For some of us the trouble starts before we even step into a restaurant. If Carole Johnson, a retired school administrator in California, happens to have a distressing thought while passing through a doorway, she needs to “clear” the thought by passing through the door twice more.
My own challenge is fighting the urge to return to my parked car and check yet again that the parking brake is secure. If I don’t, how can I be sure my car won’t roll into something -- or worse, someone?

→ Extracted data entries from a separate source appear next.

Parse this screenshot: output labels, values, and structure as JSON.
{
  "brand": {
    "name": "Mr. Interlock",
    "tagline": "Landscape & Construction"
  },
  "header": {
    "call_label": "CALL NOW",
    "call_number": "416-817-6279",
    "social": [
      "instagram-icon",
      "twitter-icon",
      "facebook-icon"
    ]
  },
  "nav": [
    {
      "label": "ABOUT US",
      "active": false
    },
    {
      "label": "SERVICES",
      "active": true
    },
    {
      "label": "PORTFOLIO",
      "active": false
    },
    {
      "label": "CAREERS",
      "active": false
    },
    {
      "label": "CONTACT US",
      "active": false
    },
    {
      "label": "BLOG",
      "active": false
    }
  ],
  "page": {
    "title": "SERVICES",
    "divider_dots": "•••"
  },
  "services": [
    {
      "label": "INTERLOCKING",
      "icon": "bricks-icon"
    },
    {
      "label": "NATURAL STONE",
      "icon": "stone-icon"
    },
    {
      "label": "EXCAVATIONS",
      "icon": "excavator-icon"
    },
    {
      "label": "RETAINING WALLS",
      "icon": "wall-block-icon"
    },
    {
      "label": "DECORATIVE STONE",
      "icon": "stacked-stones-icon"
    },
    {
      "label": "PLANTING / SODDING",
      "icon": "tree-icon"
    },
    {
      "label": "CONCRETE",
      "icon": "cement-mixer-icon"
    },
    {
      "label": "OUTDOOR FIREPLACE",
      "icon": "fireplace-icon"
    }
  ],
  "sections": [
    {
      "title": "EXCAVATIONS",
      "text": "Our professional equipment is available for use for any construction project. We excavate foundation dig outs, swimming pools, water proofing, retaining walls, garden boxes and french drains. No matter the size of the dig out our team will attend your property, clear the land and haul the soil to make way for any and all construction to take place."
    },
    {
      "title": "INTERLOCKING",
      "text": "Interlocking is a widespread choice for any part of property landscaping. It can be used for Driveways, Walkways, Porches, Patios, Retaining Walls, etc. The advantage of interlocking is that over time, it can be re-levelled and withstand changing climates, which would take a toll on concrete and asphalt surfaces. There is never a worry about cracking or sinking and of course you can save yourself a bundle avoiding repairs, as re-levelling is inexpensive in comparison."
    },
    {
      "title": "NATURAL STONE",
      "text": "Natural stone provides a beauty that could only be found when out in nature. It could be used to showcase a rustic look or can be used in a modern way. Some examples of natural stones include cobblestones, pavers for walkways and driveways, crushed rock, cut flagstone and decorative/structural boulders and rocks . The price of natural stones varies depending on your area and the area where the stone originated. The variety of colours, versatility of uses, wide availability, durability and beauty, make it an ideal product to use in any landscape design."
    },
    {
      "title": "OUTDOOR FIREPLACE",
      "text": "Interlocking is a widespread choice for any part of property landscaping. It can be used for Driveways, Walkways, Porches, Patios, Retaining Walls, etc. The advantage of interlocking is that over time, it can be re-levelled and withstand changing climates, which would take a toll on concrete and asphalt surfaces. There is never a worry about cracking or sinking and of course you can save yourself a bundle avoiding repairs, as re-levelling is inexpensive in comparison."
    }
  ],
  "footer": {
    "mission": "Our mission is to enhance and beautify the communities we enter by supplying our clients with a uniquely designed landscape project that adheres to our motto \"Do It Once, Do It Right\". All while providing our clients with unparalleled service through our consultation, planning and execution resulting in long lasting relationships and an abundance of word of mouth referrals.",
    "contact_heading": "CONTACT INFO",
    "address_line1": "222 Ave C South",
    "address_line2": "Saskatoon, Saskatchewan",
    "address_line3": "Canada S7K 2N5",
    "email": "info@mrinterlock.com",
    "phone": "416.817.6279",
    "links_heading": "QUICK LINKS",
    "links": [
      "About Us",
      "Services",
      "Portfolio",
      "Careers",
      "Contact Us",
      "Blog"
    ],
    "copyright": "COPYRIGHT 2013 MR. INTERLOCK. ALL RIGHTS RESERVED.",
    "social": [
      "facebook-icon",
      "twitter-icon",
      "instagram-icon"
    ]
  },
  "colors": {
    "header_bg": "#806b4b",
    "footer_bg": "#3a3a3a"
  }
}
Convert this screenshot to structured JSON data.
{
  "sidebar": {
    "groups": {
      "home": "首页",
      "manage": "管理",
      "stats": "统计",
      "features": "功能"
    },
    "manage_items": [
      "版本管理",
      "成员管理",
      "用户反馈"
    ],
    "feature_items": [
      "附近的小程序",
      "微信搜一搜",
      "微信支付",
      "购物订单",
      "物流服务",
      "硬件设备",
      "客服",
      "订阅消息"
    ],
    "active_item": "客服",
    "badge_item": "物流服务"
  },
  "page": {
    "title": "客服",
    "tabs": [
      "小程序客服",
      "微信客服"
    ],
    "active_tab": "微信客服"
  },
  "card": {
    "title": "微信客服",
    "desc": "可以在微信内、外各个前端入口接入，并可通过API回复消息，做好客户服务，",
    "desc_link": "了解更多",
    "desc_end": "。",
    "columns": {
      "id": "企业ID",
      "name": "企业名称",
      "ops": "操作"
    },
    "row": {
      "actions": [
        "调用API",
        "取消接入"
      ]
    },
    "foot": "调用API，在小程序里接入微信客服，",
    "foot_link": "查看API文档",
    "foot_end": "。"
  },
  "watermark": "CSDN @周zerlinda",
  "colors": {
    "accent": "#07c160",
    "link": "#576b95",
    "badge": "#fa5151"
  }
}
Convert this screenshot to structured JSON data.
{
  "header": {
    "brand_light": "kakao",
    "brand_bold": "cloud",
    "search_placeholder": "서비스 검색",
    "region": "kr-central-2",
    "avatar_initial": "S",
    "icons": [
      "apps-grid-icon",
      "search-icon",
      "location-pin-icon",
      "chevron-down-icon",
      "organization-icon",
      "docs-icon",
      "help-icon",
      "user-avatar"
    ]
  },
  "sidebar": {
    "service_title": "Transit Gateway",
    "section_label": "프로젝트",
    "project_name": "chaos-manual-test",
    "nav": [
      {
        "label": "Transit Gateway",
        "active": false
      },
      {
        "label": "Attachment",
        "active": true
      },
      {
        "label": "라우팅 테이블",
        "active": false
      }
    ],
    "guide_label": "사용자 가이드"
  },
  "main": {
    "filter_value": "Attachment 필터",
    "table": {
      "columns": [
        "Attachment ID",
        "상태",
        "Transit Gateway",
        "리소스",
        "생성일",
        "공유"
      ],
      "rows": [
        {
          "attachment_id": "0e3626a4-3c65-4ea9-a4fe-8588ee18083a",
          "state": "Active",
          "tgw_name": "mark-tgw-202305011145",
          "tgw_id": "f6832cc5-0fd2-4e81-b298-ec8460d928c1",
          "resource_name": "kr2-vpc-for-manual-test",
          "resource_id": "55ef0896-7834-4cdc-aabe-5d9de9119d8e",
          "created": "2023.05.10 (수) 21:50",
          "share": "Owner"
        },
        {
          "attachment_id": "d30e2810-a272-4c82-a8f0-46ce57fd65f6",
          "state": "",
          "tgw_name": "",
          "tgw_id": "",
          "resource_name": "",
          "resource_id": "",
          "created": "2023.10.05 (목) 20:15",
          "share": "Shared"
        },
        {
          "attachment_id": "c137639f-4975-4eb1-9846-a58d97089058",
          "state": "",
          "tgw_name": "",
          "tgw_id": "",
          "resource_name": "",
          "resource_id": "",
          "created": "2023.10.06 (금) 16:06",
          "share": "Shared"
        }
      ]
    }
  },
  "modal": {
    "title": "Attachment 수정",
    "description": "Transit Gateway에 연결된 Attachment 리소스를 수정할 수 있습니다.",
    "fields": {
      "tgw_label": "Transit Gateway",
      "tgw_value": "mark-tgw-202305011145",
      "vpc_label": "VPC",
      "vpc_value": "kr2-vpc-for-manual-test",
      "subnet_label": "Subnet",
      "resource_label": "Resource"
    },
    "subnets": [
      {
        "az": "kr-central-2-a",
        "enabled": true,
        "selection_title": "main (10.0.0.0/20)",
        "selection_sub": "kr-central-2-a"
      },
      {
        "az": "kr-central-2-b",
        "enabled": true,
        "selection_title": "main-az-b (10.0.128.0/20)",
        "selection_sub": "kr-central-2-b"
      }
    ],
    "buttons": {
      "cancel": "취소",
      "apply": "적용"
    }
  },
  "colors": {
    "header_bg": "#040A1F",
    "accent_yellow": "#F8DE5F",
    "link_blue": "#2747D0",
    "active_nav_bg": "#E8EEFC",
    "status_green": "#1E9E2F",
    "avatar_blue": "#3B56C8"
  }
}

Johnson and I are among the millions battling obsessive-compulsive disorder, an anxiety disorder characterised by intrusive distressing thoughts and repetitive rituals aimed at dislodging those thoughts. We are an eclectic bunch spanning every imaginable cross-section of society and we battle an equally eclectic mix of obsessions and compulsions. Some of us obsess about contamination, others about hurting people, and still others about symmetry. Almost all of us can find something to obsess about at a restaurant.
Many of the situations that unsettle people with obsessive-compulsive disorder -- driving, for instance -- provoke at least some level of anxiety in just about everyone.
But restaurants are designed to be calming and relaxing. But we walk into a calm and civilised dining room and see things we won’t be able to control. This feeds directly into one of the unifying themes of the disorder: an often-crushing inability to handle the unknown.
“The common thread, I think, has something to do with certainty,” said Dr Michael Jenike, medical director of the Obsessive Compulsive Disorders Institute at McLean Hospital in Belmont, Massachussets, affiliated with Harvard Medical School.